Mac Engel: After more than 20 years, Tiger Woods is finally heading back to Fort Worth. For golf.
Published in Golf
FORT WORTH, Texas — Tiger Woods will soon be a frequent visitor to Fort Worth to “play” on a golf course.
Still the world’s most famous golfer, by a considerable distance, you may see Tiger a few more times around Fort Worth in the coming year. He is involved in the design and construction of a golf course in Aledo that should be open in early 2026. Should be. Weather permitting.
A plan that was in the inception phase for years is finally underway in west Fort Worth. The Bluejack Ranch in Aledo will be a high end community that features a Tiger Woods designed golf course.
Former TCU golfer and long time veteran PGA Tour pro J.J. Henry along with TCU alum, developer, Andy Mitchell and his wife, Kristin, also a TCU alum, are developing this entire community that will include homes, villas, an 18-hole golf course, a working dude ranch with horses and donkeys, a spa, tennis courts, pickleball courts, a 10-hole “short” golf course, a golf performance center, pools, etc.
It’s similar, but not a replica, of what Woods did with his Bluejack National course in Montgomery, a community 54 miles north of Houston.
The contractors have broken ground on a project that has changed hands a few times over the years, but now is on firm enough footing all parties involved were ready to announce it on Thursday morning.
Mitchell, who is the founder and CEO of Lantern Capital Partners, met Woods about 10 years ago and the two helped make Bluejack National a reality. He asked Woods to scout the Fort Worth property to see if there was interest to design a course.
“He spent the day with us and, when he is designing a course, he really is in a zone,” Mitchell said in a phone interview. “We are lucky in that this land really doesn’t need any help to be a golf course. It’s really a natural fit. Some places in DFW you have to move in dirt, or whatever, but here you don’t have to do anything.
“He really enjoys it. He’s climbing around, and looking through trees and asking, ‘Are we going to do this?’ He has been a great partner. He and I are the same age, and he was getting to a point where he wanted to expand his legacy to the game.”
While the target date of the completion of the course is set for early 2026, the rest of the development, which is considerable, will be a work in progress for a while. Henry said this will be seven to 10 years before the entire development is done.
The 914 acres of this development is located off U.S. 377 and Kelly Ranch Road, is in the Aledo Independent School District.
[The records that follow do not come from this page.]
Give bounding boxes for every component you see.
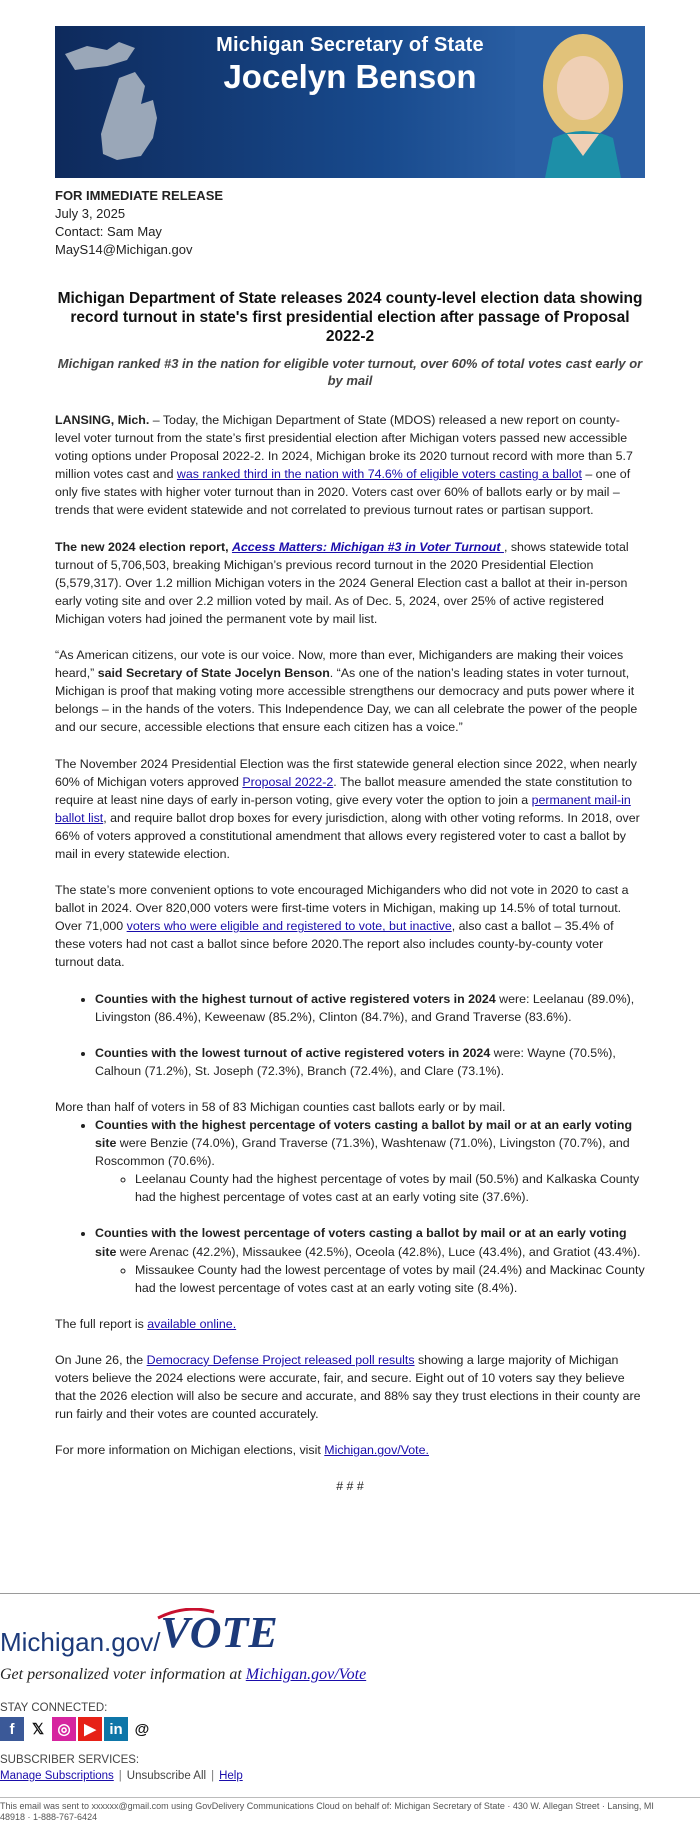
poll-results-link[interactable]: Democracy Defense Project released poll results (146, 1352, 415, 1367)
michigan-map-icon (57, 26, 177, 176)
footer-text: This email was sent to xxxxxx@gmail.com using GovDelivery Communications Cloud on behalf of: Michigan Secretary of State · 430 W. Allegan Street · Lansing, MI 48918 · 1-888-767-6424 (0, 1801, 654, 1822)
paragraph-8: For more information on Michigan elections, visit Michigan.gov/Vote. (55, 1443, 429, 1458)
sub-list-item: ◦ Missaukee County had the lowest percentage of votes by mail (24.4%) and Mackinac County had the lowest percentage of votes cast at an early voting site (8.4%). (135, 1261, 645, 1297)
paragraph-7: On June 26, the Democracy Defense Project released poll results showing a large majority of Michigan voters believe the 2024 elections were accurate, fair, and secure. Eight out of 10 voters say they believe that the 2026 election will also be secure and accurate, and 88% say they trust elections in their county are run fairly and their votes are counted accurately. (55, 1352, 641, 1422)
personalized-info: Get personalized voter information at Michigan.gov/Vote (0, 1666, 367, 1683)
inactive-voters-link[interactable]: voters who were eligible and registered to vote, but inactive (126, 919, 452, 934)
threads-icon[interactable]: @ (130, 1717, 154, 1741)
divider (0, 1797, 700, 1798)
list-item: • Counties with the lowest turnout of active registered voters in 2024 were: Wayne (70.5%), Calhoun (71.2%), St. Joseph (72.3%), Branch (72.4%), and Clare (73.1%). (95, 1044, 645, 1080)
stay-connected-label: STAY CONNECTED: (0, 1702, 108, 1714)
paragraph-4: The November 2024 Presidential Election was the first statewide general election since 2022, when nearly 60% of Michigan voters approved Proposal 2022-2. The ballot measure amended the state constitution to require at least nine days of early in-person voting, give every voter the option to join a permanent mail-in ballot list, and require ballot drop boxes for every jurisdiction, along with other voting reforms. In 2018, over 66% of voters approved a constitutional amendment that allows every registered voter to cast a ballot by mail in every statewide election. (55, 756, 640, 861)
linkedin-icon[interactable]: in (104, 1717, 128, 1741)
headline: Michigan Department of State releases 2024 county-level election data showing record turnout in state's first presidential election after passage of Proposal 2022-2 (57, 290, 643, 345)
subheadline: Michigan ranked #3 in the nation for eligible voter turnout, over 60% of total votes cast early or by mail (57, 356, 643, 388)
turnout-list (55, 990, 645, 1080)
header-banner (55, 26, 645, 178)
release-date: July 3, 2025 (55, 206, 126, 221)
secretary-portrait (515, 26, 645, 178)
mail-list (55, 1116, 645, 1297)
sub-list-item: ◦ Leelanau County had the highest percentage of votes by mail (50.5%) and Kalkaska County had the highest percentage of votes cast at an early voting site (37.6%). (135, 1170, 645, 1206)
list-item: • Counties with the highest percentage of voters casting a ballot by mail or at an early voting site were Benzie (74.0%), Grand Traverse (71.3%), Washtenaw (71.0%), Livingston (70.7%), and Roscommon (70.6%). ◦ Leelanau County had the highest percentage of votes by mail (50.5%) and Kalkaska County had the highest percentage of votes cast at an early voting site (37.6%). (95, 1116, 645, 1206)
banner-line2: Jocelyn Benson (223, 58, 477, 95)
article-body (55, 411, 645, 1496)
social-icons (0, 1717, 154, 1741)
end-marks: # # # (336, 1479, 364, 1494)
list-item: • Counties with the lowest percentage of voters casting a ballot by mail or at an early voting site were Arenac (42.2%), Missaukee (42.5%), Oceola (42.8%), Luce (43.4%), and Gratiot (43.4%). ◦ Missaukee County had the lowest percentage of votes by mail (24.4%) and Mackinac County had the lowest percentage of votes cast at an early voting site (8.4%). (95, 1224, 645, 1296)
proposal-link[interactable]: Proposal 2022-2 (242, 774, 334, 789)
mail-ballot-list-link[interactable]: permanent mail-in ballot list (55, 792, 631, 825)
michigan-vote-link[interactable]: Michigan.gov/Vote. (324, 1443, 429, 1458)
full-report-link[interactable]: available online. (147, 1316, 237, 1331)
logo-vote: VOTE (160, 1608, 277, 1657)
divider (0, 1593, 700, 1594)
paragraph-3: “As American citizens, our vote is our voice. Now, more than ever, Michiganders are making their voices heard,” said Secretary of State Jocelyn Benson. “As one of the nation’s leading states in voter turnout, Michigan is proof that making voting more accessible strengthens our democracy and puts power where it belongs – in the hands of the voters. This Independence Day, we can all celebrate the power of the people and our secure, accessible elections that ensure each citizen has a voice.” (55, 648, 638, 735)
release-label: FOR IMMEDIATE RELEASE (55, 188, 224, 203)
personal-vote-link[interactable]: Michigan.gov/Vote (245, 1666, 367, 1683)
release-contact: Contact: Sam May (55, 224, 162, 239)
manage-subscriptions-link[interactable]: Manage Subscriptions (0, 1770, 114, 1782)
instagram-icon[interactable]: ◎ (52, 1717, 76, 1741)
turnout-ranking-link[interactable]: was ranked third in the nation with 74.6% of eligible voters casting a ballot (176, 467, 582, 482)
facebook-icon[interactable]: f (0, 1717, 24, 1741)
x-icon[interactable]: 𝕏 (26, 1717, 50, 1741)
logo-swoosh-icon (156, 1608, 216, 1620)
paragraph-2: The new 2024 election report, Access Matters: Michigan #3 in Voter Turnout , shows statewide total turnout of 5,706,503, breaking Michigan’s previous record turnout in the 2020 Presidential Election (5,579,317). Over 1.2 million Michigan voters in the 2024 General Election cast a ballot at their in-person early voting site and over 2.2 million voted by mail. As of Dec. 5, 2024, over 25% of active registered Michigan voters had joined the permanent vote by mail list. (55, 539, 629, 626)
subscriber-links: Manage Subscriptions | Unsubscribe All | Help (0, 1770, 243, 1782)
youtube-icon[interactable]: ▶ (78, 1717, 102, 1741)
banner-line1: Michigan Secretary of State (216, 34, 484, 56)
unsubscribe-all-link[interactable]: Unsubscribe All (126, 1770, 207, 1782)
subscriber-services-label: SUBSCRIBER SERVICES: (0, 1754, 140, 1766)
paragraph-1: LANSING, Mich. – Today, the Michigan Department of State (MDOS) released a new report on county-level voter turnout from the state’s first presidential election after Michigan voters passed new accessible voting options under Proposal 2022-2. In 2024, Michigan broke its 2020 turnout record with more than 5.7 million votes cast and was ranked third in the nation with 74.6% of eligible voters casting a ballot – one of only five states with higher voter turnout than in 2020. Voters cast over 60% of ballots early or by mail – trends that were evident statewide and not correlated to previous turnout rates or partisan support. (55, 413, 633, 518)
dateline: LANSING, Mich. (55, 413, 150, 427)
paragraph-6: The full report is available online. (55, 1316, 237, 1331)
paragraph-5: The state’s more convenient options to vote encouraged Michiganders who did not vote in 2020 to cast a ballot in 2024. Over 820,000 voters were first-time voters in Michigan, making up 14.5% of total turnout. Over 71,000 voters who were eligible and registered to vote, but inactive, also cast a ballot – 35.4% of these voters had not cast a ballot since before 2020.The report also includes county-by-county voter turnout data. (55, 883, 629, 970)
release-email: MayS14@Michigan.gov (55, 242, 193, 257)
help-link[interactable]: Help (219, 1770, 243, 1782)
list-item: • Counties with the highest turnout of active registered voters in 2024 were: Leelanau (89.0%), Livingston (86.4%), Keweenaw (85.2%), Clinton (84.7%), and Grand Traverse (83.6%). (95, 990, 645, 1026)
report-link[interactable]: Access Matters: Michigan #3 in Voter Turnout (231, 539, 504, 554)
mail-intro: More than half of voters in 58 of 83 Michigan counties cast ballots early or by mail. (55, 1099, 506, 1114)
release-info (55, 187, 223, 259)
michigan-vote-logo[interactable] (0, 1607, 278, 1658)
logo-site: Michigan.gov/ (0, 1627, 161, 1657)
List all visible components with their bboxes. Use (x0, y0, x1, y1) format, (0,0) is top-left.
The slight irony to all of this is that Woods the golfer had effectively left DFW behind years ago. Tiger played the PGA Tour event at Colonial once, in 1997, when he was on his first year on the Tour. Golf legend and Fort Worth resident Ben Hogan died in July of that year, and Woods never returned to the event Hogan helped make famous.
Woods remained a regular participant at the Byron Nelson PGA Tour stop when it was held in Las Colinas. Woods famously missed the cut at the 2005 Byron Nelson to snap a streak of making the cut at seven years and 142 tournaments.
That was the year a flood of the PGA Tour’s top players made sure to play that tournament, mostly as a way to say “Thank you” to legend Nelson, who always attended the event that bears his name. Nelson died in September of 2006. The 2005 Byron Nelson was the last time Woods played an event in DFW.
Woods, 48, is making the same transition Jack Nicklaus did decades ago. “Nicklaus Design” has become one of the bigger names in course design the world over.
“Tiger and Jack are two of the best golfers to ever play, and how do you create a legacy that’s beyond just playing the game?” said Henry, who has known Tiger since the two played at the same time on the junior, college, and professional level. “Tiger’s first course in the U.S. was Bluejack National and this is a full circle moment.”
With a name that is known from the Sea of Japan to the Sea of Tranquility, expect “TGR Design” to become one of the top golf course design companies in the world. That his next course will be in Fort Worth is one of those “happy coincidences.”
Henry has been working on this for years, and has enlisted the services of a variety of professionals, including Texas alum and former PGA Tour pro Mark Brooks. Brooks, who now lives in Austin, comes up to Fort Worth frequently and is listed as a “senior advisor” for the project. With his own “golf experience” endeavor in Austin, Brooks is well experienced on these sorts of projects.
“This is a culmination of a lot of small parts of places that I have been fortunate enough to visit over the years of my career,” Henry said. “The plan is to incorporate all of them into one place.”
Mitchell, who graduated from Western Hills high school and once worked as a caddie at Colonial Country Club, is hopeful to recruit the TCU golf team to use this new course. Maybe not as a home course, which TCU currently does not have, but have some affiliation.
Henry’s hope is this new course will be similar, not the same, to what The Traditions Club in Bryan is to Texas A&M. The Aggies men’s and women’s golf teams call Traditions their home course.
TCU’s first preference would be to use Colonial as a home course, because of its close proximity to its campus, but that is a lengthy process. The two parties would like to do it, and there are plans to build a performance center at the club, but, as evidenced by Bluejack Ranch developments, these things can take while.